Updated

A Caribbean cruise turned into a nightmare for a tardy couple left sobbing and pleading at a Bahamas pier as their ship sailed off with their kids on board.

“That is someone that has missed the boat,” said fellow passenger Scott Thomas, who took video of the scene and uploaded it to YouTube.

“Apparently she has her kids on the boat and she’s not on there. There’s a guy there, too. That right there is not cool,” he says about the woman, who dropped to her knees on the Nassau dock.

The 144,000-ton Norwegian Breakaway inched away at 5:30 p.m. April 21, just before the unidentified woman and her husband — who had left the ship to look for her — ran back.

The 4,090-passenger behemoth left New York City on April 17 for a week-long Bahamas and Bermuda cruise. It was headed back to the Big Apple when the parents were stranded.

“How come her kids are on and not her?” another passenger is heard saying in the two-minute clip. “Wow! I didn’t think they’d do that,” another person says.
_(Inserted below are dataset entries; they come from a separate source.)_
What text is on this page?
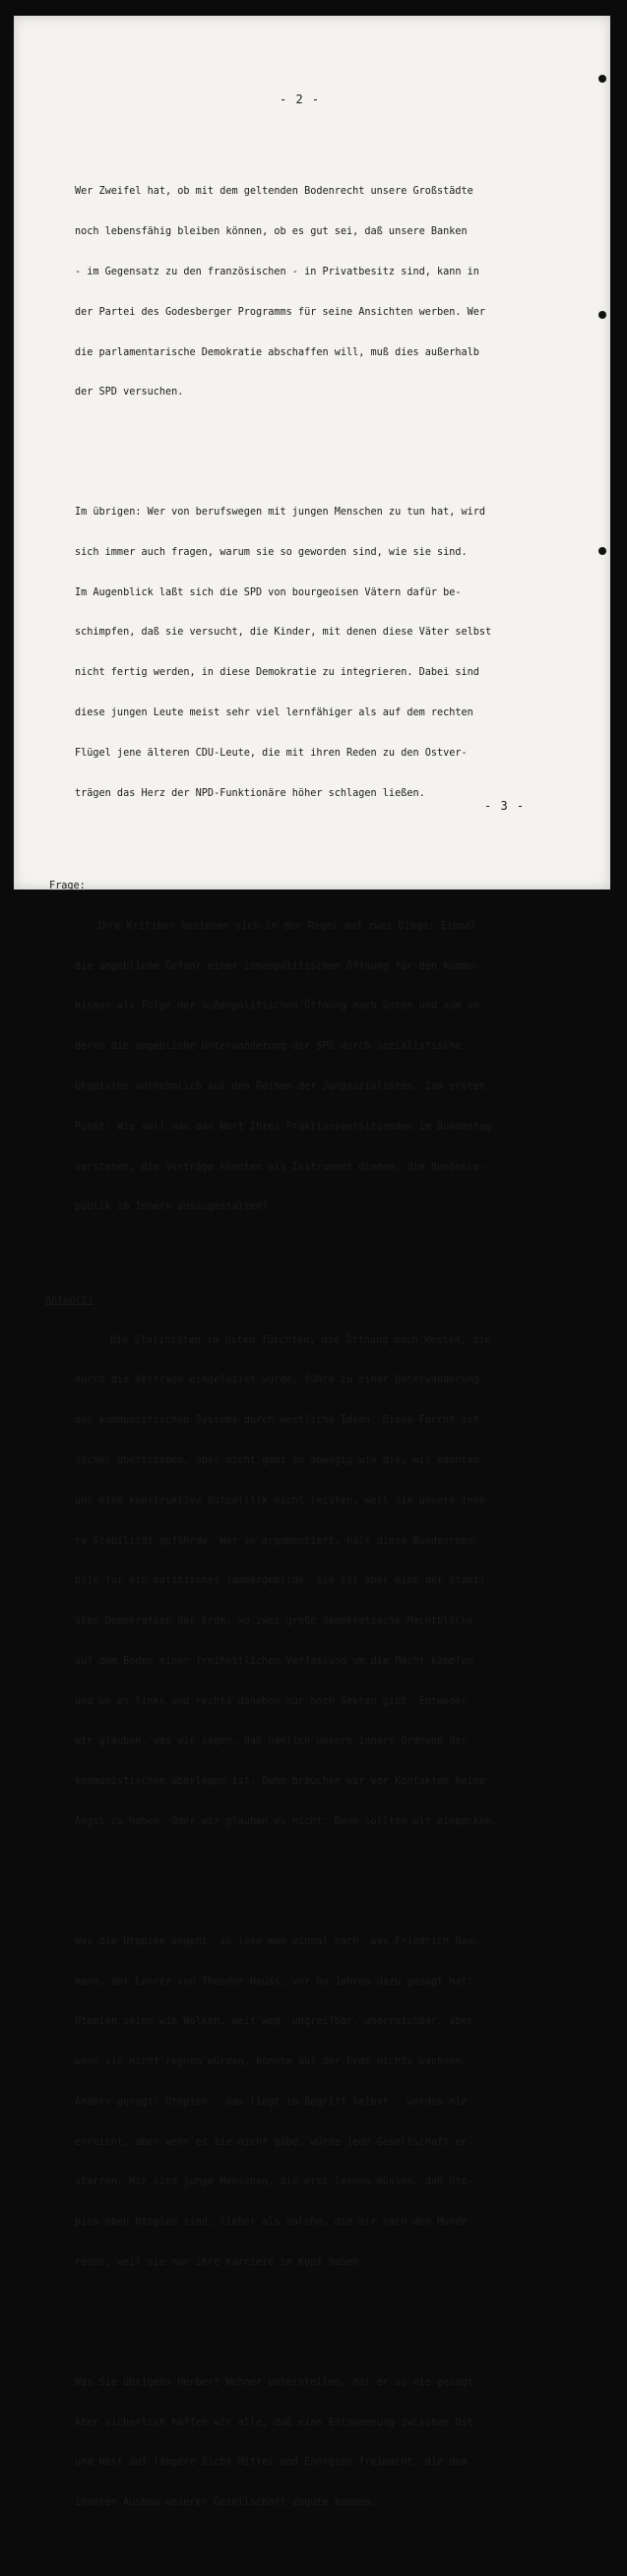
- 2 -

Wer Zweifel hat, ob mit dem geltenden Bodenrecht unsere Großstädte

noch lebensfähig bleiben können, ob es gut sei, daß unsere Banken

- im Gegensatz zu den französischen - in Privatbesitz sind, kann in

der Partei des Godesberger Programms für seine Ansichten werben. Wer

die parlamentarische Demokratie abschaffen will, muß dies außerhalb

der SPD versuchen.

Im übrigen: Wer von berufswegen mit jungen Menschen zu tun hat, wird

sich immer auch fragen, warum sie so geworden sind, wie sie sind.

Im Augenblick laßt sich die SPD von bourgeoisen Vätern dafür be-

schimpfen, daß sie versucht, die Kinder, mit denen diese Väter selbst

nicht fertig werden, in diese Demokratie zu integrieren. Dabei sind

diese jungen Leute meist sehr viel lernfähiger als auf dem rechten

Flügel jene älteren CDU-Leute, die mit ihren Reden zu den Ostver-

trägen das Herz der NPD-Funktionäre höher schlagen ließen.

Frage:

Ihre Kritiker beziehen sich in der Regel auf zwei Dinge: Einmal

die angebliche Gefahr einer innenpolitischen Öffnung für den Kommu-

nismus als Folge der außenpolitischen Öffnung nach Osten und zum an-

deren die angebliche Unterwanderung der SPD durch sozialistische

Utopisten vornehmlich aus den Reihen der Jungsozialisten. Zum ersten

Punkt: Wie soll man das Wort Ihres Fraktionsvorsitzenden im Bundestag

verstehen, die Verträge könnten als Instrument dienen, die Bundesre-

publik im Innern auszugestalten?

Antwort:

Die Stalinisten im Osten fürchten, die Öffnung nach Westen, die

durch die Verträge eingeleitet wurde, führe zu einer Unterwanderung

des kommunistischen Systems durch westliche Ideen. Diese Furcht ist

sicher übertrieben, aber nicht ganz so abwegig wie die, wir könnten

uns eine konstruktive Ostpolitik nicht leisten, weil sie unsere inne-

re Stabilität gefährde. Wer so argumentiert, hält diese Bundesrepu-

blik für ein politisches Jammergebilde. Sie ist aber eine der stabil-

sten Demokratien der Erde, wo zwei große demokratische Machtblöcke

auf dem Boden einer freiheitlichen Verfassung um die Macht kämpfen

und wo es links und rechts daneben nur noch Sekten gibt. Entweder

wir glauben, was wir sagen, daß nämlich unsere innere Ordnung der

kommunistischen überlegen ist. Dann brauchen wir vor Kontakten keine

Angst zu haben. Oder wir glauben es nicht. Dann sollten wir einpacken.

Was die Utopien angeht, so lese man einmal nach, was Friedrich Nau-

mann, der Lehrer von Theodor Heuss, vor 6o Jahren dazu gesagt hat:

Utopien seien wie Wolken, weit weg, ungreifbar, unerreichbar, aber

wenn sie nicht regnen würden, könnte auf der Erde nichts wachsen.

Anders gesagt: Utopien - das liegt im Begriff selbst - werden nie

erreicht, aber wenn es sie nicht gäbe, würde jede Gesellschaft er-

starren. Mir sind junge Menschen, die erst lernen müssen, daß Uto-

pien eben Utopien sind, lieber als solche, die mir nach dem Munde

reden, weil sie nur ihre Karriere im Kopf haben.

Was Sie übrigens Herbert Wehner unterstellen, hat er so nie gesagt.

Aber sicherlich hoffen wir alle, daß eine Entspannung zwischen Ost

und West auf längere Sicht Mittel und Energien freimacht, die dem

inneren Ausbau unserer Gesellschaft zugute kommen.

- 3 -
Norwegian Cruise Line said the woman had not returned by the “widely communicated scheduled all aboard time of 5:30 p.m.”

Thomas said: “I told you they’d do that. When they say 5:30, it’s 5:30. Not 5:31, not 5:32. 5:30.”

Another person notes that “this ship ain’t even trying to slow down, either.”

“I would have ran to the end and jumped in!” a passenger adds.

Passenger Brady Forbes told MailOnline Travel that the parents had at least two kids on the ship — a boy about 9 years old and a girl about 12.

“The dad was on the boat and the mom had not come on yet … So the ship told the dad to go find her before the ship left,” he wrote on YouTube. “Unfortunately they couldn’t find the mom until the ship left.”

He said he spoke to the kids in a ship elevator a couple of days later and found out that the family reunited in New York on April 24.

“The children seemed really upset that their parents had missed the boat,” he told MailOnline.

The company said in a statement: “The ship went beyond normal protocol and waited alongside an additional half an hour for the guest.”

The husband was allowed to disembark with the family’s travel documents to wait for his wife — while the kids stayed with their uncle and his family on board for the rest of the trip, the company told The Post.

“The company offered travel and lodging assistance to the couple,” NCL said, adding that arrangements were made for them to reunite with the children.